European Union antitrust regulators are examining whether banks manipulated the daily London interbank offered rate, according to two people familiar with the probe.
The European Commission sent banks requests for information last month on how rates are calculated, according to the people who declined to be identified because the discussions are private.
The EU probe into Libor adds to U.K. and U.S. financial regulators’ inquiries into the possible breach of rules governing the benchmark borrowing rate. Barclays Plc, the U.K.’s third-largest bank by assets, said last week that it was cooperating with U.S. and British regulators on their Libor investigations.
EU regulators last week opened an antitrust investigation into Goldman Sachs Group Inc., JPMorgan Chase & Co. and 14 other investment banks over agreements in the market for credit- default swaps that may harm competition.
Amelia Torres, a spokeswoman for the Brussels-based commission, declined to comment on the Libor probe.

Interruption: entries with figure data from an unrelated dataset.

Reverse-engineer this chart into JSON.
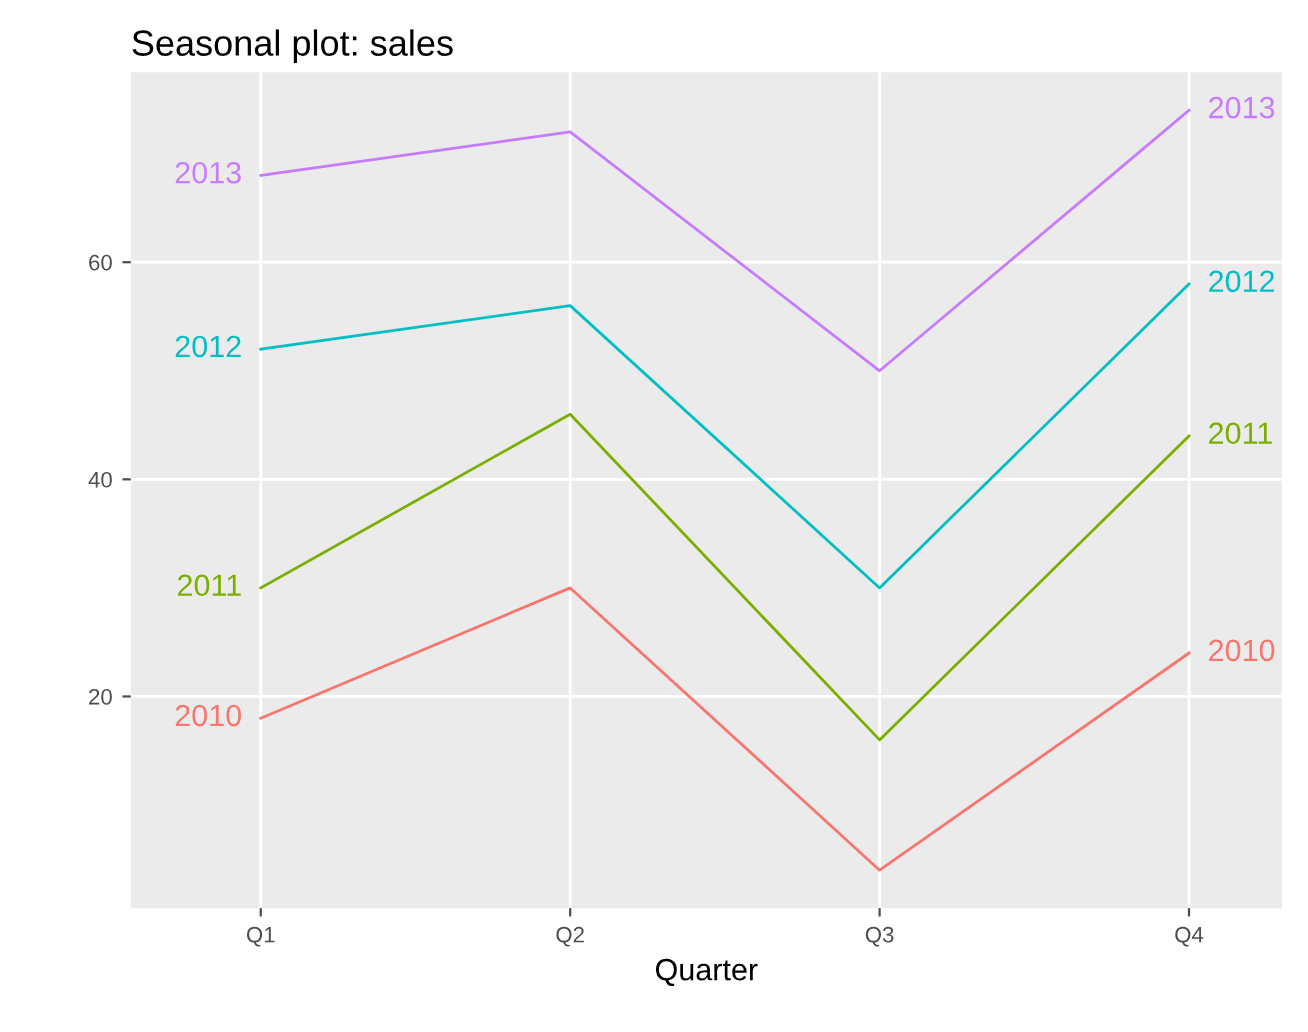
{
  "chart_data": {
    "type": "line",
    "title": "Seasonal plot: sales",
    "xlabel": "Quarter",
    "categories": [
      "Q1",
      "Q2",
      "Q3",
      "Q4"
    ],
    "series": [
      {
        "name": "2010",
        "color": "#f8766d",
        "values": [
          18,
          30,
          4,
          24
        ]
      },
      {
        "name": "2011",
        "color": "#7cae00",
        "values": [
          30,
          46,
          16,
          44
        ]
      },
      {
        "name": "2012",
        "color": "#00bfc4",
        "values": [
          52,
          56,
          30,
          58
        ]
      },
      {
        "name": "2013",
        "color": "#c77cff",
        "values": [
          68,
          72,
          50,
          74
        ]
      }
    ],
    "ylim": [
      0.5,
      77.5
    ],
    "yticks": [
      20,
      40,
      60
    ],
    "grid": true,
    "legend": false,
    "marker": "none",
    "line_style": "solid"
  }
}
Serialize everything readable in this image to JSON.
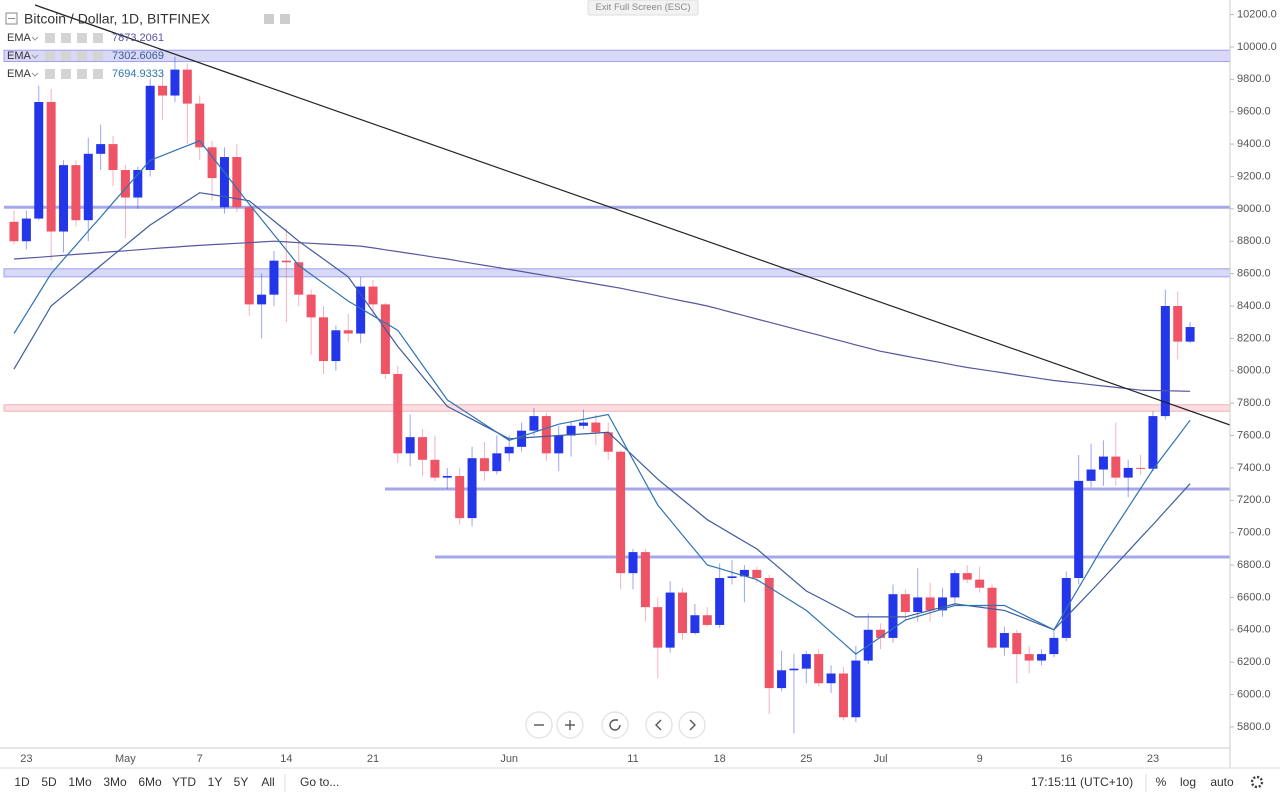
{
  "header": {
    "title": "Bitcoin / Dollar, 1D, BITFINEX",
    "exit": "Exit Full Screen (ESC)"
  },
  "chart_data": {
    "type": "candlestick",
    "categories": [
      null,
      "23",
      null,
      null,
      null,
      null,
      null,
      null,
      null,
      "May",
      null,
      null,
      null,
      null,
      null,
      "7",
      null,
      null,
      null,
      null,
      null,
      null,
      "14",
      null,
      null,
      null,
      null,
      null,
      null,
      "21",
      null,
      null,
      null,
      null,
      null,
      null,
      null,
      null,
      null,
      null,
      "Jun",
      null,
      null,
      null,
      null,
      null,
      null,
      null,
      null,
      null,
      "11",
      null,
      null,
      null,
      null,
      null,
      null,
      "18",
      null,
      null,
      null,
      null,
      null,
      null,
      "25",
      null,
      null,
      null,
      null,
      null,
      "Jul",
      null,
      null,
      null,
      null,
      null,
      null,
      null,
      "9",
      null,
      null,
      null,
      null,
      null,
      null,
      "16",
      null,
      null,
      null,
      null,
      null,
      null,
      "23",
      null,
      null,
      null
    ],
    "open": [
      8920,
      8800,
      8940,
      9660,
      8860,
      9270,
      8930,
      9340,
      9400,
      9240,
      9070,
      9240,
      9760,
      9700,
      9860,
      9650,
      9380,
      9010,
      9320,
      9010,
      8410,
      8470,
      8680,
      8670,
      8470,
      8330,
      8060,
      8250,
      8230,
      8520,
      8410,
      7980,
      7490,
      7590,
      7450,
      7340,
      7350,
      7090,
      7460,
      7380,
      7490,
      7530,
      7630,
      7720,
      7490,
      7600,
      7660,
      7680,
      7620,
      7500,
      6750,
      6880,
      6540,
      6290,
      6630,
      6380,
      6490,
      6430,
      6720,
      6730,
      6770,
      6720,
      6040,
      6150,
      6160,
      6250,
      6070,
      6130,
      5860,
      6210,
      6400,
      6350,
      6620,
      6510,
      6600,
      6520,
      6600,
      6750,
      6710,
      6660,
      6290,
      6380,
      6250,
      6210,
      6250,
      6350,
      6720,
      7320,
      7390,
      7470,
      7340,
      7400,
      7395,
      7720,
      8400,
      8180
    ],
    "high": [
      8990,
      8990,
      9760,
      9740,
      9300,
      9300,
      9440,
      9520,
      9450,
      9270,
      9260,
      9800,
      9850,
      9940,
      9900,
      9700,
      9420,
      9380,
      9400,
      9020,
      8600,
      8740,
      8880,
      8800,
      8500,
      8400,
      8280,
      8350,
      8580,
      8560,
      8420,
      8030,
      7730,
      7640,
      7600,
      7400,
      7400,
      7530,
      7560,
      7600,
      7600,
      7680,
      7770,
      7740,
      7660,
      7680,
      7760,
      7730,
      7680,
      7510,
      6900,
      6900,
      6600,
      6700,
      6660,
      6560,
      6540,
      6810,
      6830,
      6800,
      6790,
      6740,
      6270,
      6250,
      6270,
      6280,
      6180,
      6170,
      6300,
      6500,
      6440,
      6680,
      6650,
      6780,
      6690,
      6660,
      6770,
      6800,
      6790,
      6680,
      6420,
      6400,
      6300,
      6280,
      6400,
      6760,
      7480,
      7550,
      7570,
      7680,
      7450,
      7480,
      7750,
      8500,
      8490,
      8300
    ],
    "low": [
      8780,
      8750,
      8930,
      8680,
      8730,
      8890,
      8800,
      9240,
      9140,
      8820,
      9000,
      9200,
      9550,
      9660,
      9400,
      9300,
      9050,
      8970,
      8980,
      8340,
      8200,
      8400,
      8300,
      8400,
      8100,
      7980,
      8000,
      8180,
      8170,
      8330,
      7950,
      7430,
      7410,
      7350,
      7320,
      7270,
      7050,
      7040,
      7320,
      7360,
      7440,
      7500,
      7600,
      7440,
      7380,
      7470,
      7640,
      7540,
      7450,
      6650,
      6650,
      6450,
      6100,
      6260,
      6340,
      6370,
      6420,
      6410,
      6680,
      6570,
      6690,
      5880,
      6020,
      5760,
      6070,
      6050,
      6010,
      5840,
      5830,
      6190,
      6280,
      6320,
      6460,
      6450,
      6450,
      6480,
      6560,
      6690,
      6630,
      6280,
      6240,
      6070,
      6130,
      6180,
      6230,
      6330,
      6680,
      7280,
      7290,
      7290,
      7220,
      7360,
      7380,
      7700,
      8070,
      8170
    ],
    "close": [
      8800,
      8940,
      9660,
      8860,
      9270,
      8930,
      9340,
      9400,
      9240,
      9070,
      9240,
      9760,
      9700,
      9860,
      9650,
      9380,
      9190,
      9320,
      9010,
      8410,
      8470,
      8680,
      8670,
      8470,
      8330,
      8060,
      8250,
      8230,
      8520,
      8410,
      7980,
      7490,
      7590,
      7450,
      7340,
      7350,
      7090,
      7460,
      7380,
      7490,
      7530,
      7630,
      7720,
      7490,
      7600,
      7660,
      7680,
      7620,
      7500,
      6750,
      6880,
      6540,
      6290,
      6630,
      6380,
      6490,
      6430,
      6720,
      6730,
      6770,
      6720,
      6040,
      6150,
      6160,
      6250,
      6070,
      6130,
      5860,
      6210,
      6400,
      6350,
      6620,
      6510,
      6600,
      6520,
      6600,
      6750,
      6710,
      6660,
      6290,
      6380,
      6250,
      6210,
      6250,
      6350,
      6720,
      7320,
      7390,
      7470,
      7340,
      7400,
      7395,
      7720,
      8400,
      8180,
      8270
    ],
    "up_color": "#2436e9",
    "down_color": "#ef5366",
    "series": [
      {
        "name": "EMA",
        "color": "#56579e",
        "values": [
          8690,
          8696,
          8701,
          8707,
          8713,
          8719,
          8724,
          8730,
          8736,
          8741,
          8747,
          8753,
          8759,
          8764,
          8770,
          8774,
          8779,
          8783,
          8787,
          8791,
          8796,
          8800,
          8796,
          8791,
          8787,
          8783,
          8779,
          8774,
          8770,
          8759,
          8747,
          8736,
          8724,
          8713,
          8701,
          8690,
          8677,
          8664,
          8651,
          8639,
          8626,
          8613,
          8600,
          8587,
          8574,
          8561,
          8549,
          8536,
          8523,
          8510,
          8494,
          8479,
          8463,
          8447,
          8431,
          8416,
          8400,
          8380,
          8360,
          8340,
          8320,
          8300,
          8280,
          8260,
          8240,
          8220,
          8200,
          8180,
          8160,
          8140,
          8120,
          8106,
          8091,
          8077,
          8063,
          8049,
          8034,
          8020,
          8009,
          7997,
          7986,
          7974,
          7963,
          7951,
          7940,
          7931,
          7923,
          7914,
          7906,
          7897,
          7889,
          7880,
          7878,
          7877,
          7875,
          7873.2061
        ]
      },
      {
        "name": "EMA",
        "color": "#3d5c9c",
        "values": [
          8010,
          8140,
          8270,
          8400,
          8463,
          8525,
          8588,
          8650,
          8713,
          8775,
          8838,
          8900,
          8950,
          9000,
          9050,
          9100,
          9088,
          9075,
          9063,
          9050,
          8988,
          8925,
          8863,
          8800,
          8745,
          8690,
          8635,
          8580,
          8473,
          8365,
          8258,
          8150,
          8058,
          7965,
          7873,
          7780,
          7740,
          7700,
          7660,
          7620,
          7580,
          7585,
          7590,
          7595,
          7600,
          7605,
          7610,
          7615,
          7620,
          7548,
          7475,
          7403,
          7330,
          7268,
          7205,
          7143,
          7080,
          7035,
          6990,
          6945,
          6900,
          6835,
          6770,
          6705,
          6640,
          6600,
          6560,
          6520,
          6480,
          6480,
          6480,
          6480,
          6480,
          6500,
          6520,
          6540,
          6560,
          6550,
          6540,
          6530,
          6520,
          6490,
          6460,
          6430,
          6400,
          6480,
          6560,
          6640,
          6720,
          6803,
          6885,
          6968,
          7050,
          7134,
          7218,
          7302.6069
        ]
      },
      {
        "name": "EMA",
        "color": "#2f74b3",
        "values": [
          8230,
          8353,
          8477,
          8600,
          8688,
          8775,
          8863,
          8950,
          9038,
          9125,
          9213,
          9300,
          9330,
          9360,
          9390,
          9420,
          9323,
          9225,
          9128,
          9030,
          8935,
          8840,
          8745,
          8650,
          8595,
          8540,
          8485,
          8430,
          8385,
          8340,
          8295,
          8250,
          8143,
          8035,
          7928,
          7820,
          7770,
          7720,
          7670,
          7620,
          7570,
          7595,
          7620,
          7645,
          7670,
          7685,
          7700,
          7715,
          7730,
          7590,
          7450,
          7310,
          7170,
          7078,
          6985,
          6893,
          6800,
          6778,
          6755,
          6733,
          6710,
          6663,
          6615,
          6568,
          6520,
          6453,
          6385,
          6318,
          6250,
          6303,
          6355,
          6408,
          6460,
          6483,
          6505,
          6528,
          6550,
          6550,
          6550,
          6550,
          6550,
          6513,
          6475,
          6438,
          6400,
          6530,
          6660,
          6790,
          6920,
          7038,
          7155,
          7273,
          7390,
          7492,
          7593,
          7694.9333
        ]
      }
    ],
    "bands": [
      {
        "range": [
          9910,
          9980
        ],
        "color": "#8f8fe8"
      },
      {
        "range": [
          8580,
          8630
        ],
        "color": "#8f8fe8"
      },
      {
        "range": [
          7750,
          7790
        ],
        "color": "#f0a0aa"
      }
    ],
    "levels": [
      9010,
      7270,
      6850
    ],
    "level_color": "#8f91e6",
    "ylim": [
      5670,
      10290
    ],
    "yticks": [
      {
        "value": 5800,
        "label": "5800.0"
      },
      {
        "value": 6000,
        "label": "6000.0"
      },
      {
        "value": 6200,
        "label": "6200.0"
      },
      {
        "value": 6400,
        "label": "6400.0"
      },
      {
        "value": 6600,
        "label": "6600.0"
      },
      {
        "value": 6800,
        "label": "6800.0"
      },
      {
        "value": 7000,
        "label": "7000.0"
      },
      {
        "value": 7200,
        "label": "7200.0"
      },
      {
        "value": 7400,
        "label": "7400.0"
      },
      {
        "value": 7600,
        "label": "7600.0"
      },
      {
        "value": 7800,
        "label": "7800.0"
      },
      {
        "value": 8000,
        "label": "8000.0"
      },
      {
        "value": 8200,
        "label": "8200.0"
      },
      {
        "value": 8400,
        "label": "8400.0"
      },
      {
        "value": 8600,
        "label": "8600.0"
      },
      {
        "value": 8800,
        "label": "8800.0"
      },
      {
        "value": 9000,
        "label": "9000.0"
      },
      {
        "value": 9200,
        "label": "9200.0"
      },
      {
        "value": 9400,
        "label": "9400.0"
      },
      {
        "value": 9600,
        "label": "9600.0"
      },
      {
        "value": 9800,
        "label": "9800.0"
      },
      {
        "value": 10000,
        "label": "10000.0"
      },
      {
        "value": 10200,
        "label": "10200.0"
      }
    ]
  },
  "toolbar": {
    "ranges": [
      "1D",
      "5D",
      "1Mo",
      "3Mo",
      "6Mo",
      "YTD",
      "1Y",
      "5Y",
      "All"
    ],
    "goto": "Go to...",
    "clock": "17:15:11 (UTC+10)",
    "percent": "%",
    "log": "log",
    "auto": "auto"
  }
}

UBS AG, Switzerland’s biggest bank, said in March it received demands for information from U.S. and Japanese authorities investigating possible attempts to manipulate the setting of Libor.
Libor rates, a benchmark for more than $350 trillion of financial products worldwide, are set daily by the British Bankers’ Association based on data from banks reflecting how much it would cost them to borrow for various periods of time and in different currencies.
JPMorgan, Deutsche Bank AG, Royal Bank of Scotland Group Plc, Commerzbank AG, Lloyds Banking Group Plc, Credit Suisse Group AG, UBS, Credit Agricole SA and WestLB AG declined to comment.
Rabobank Groep spokesman Kees Nanninga said the Utrecht, Netherlands-based bank does “not comment on specific regulatory matters.”
Three calls and an e-mail to Barclays’ press office and two calls to HSBC Holdings Plc’s press office were unanswered on a U.K. holiday. The BBA in London didn’t respond to three calls seeking comment.
Societe Generale SA and BNP Paribas SA said they couldn’t immediately comment.
Lawrence Grayson, a spokesman for Charlotte, North Carolina-based Bank of America Corp., declined to comment.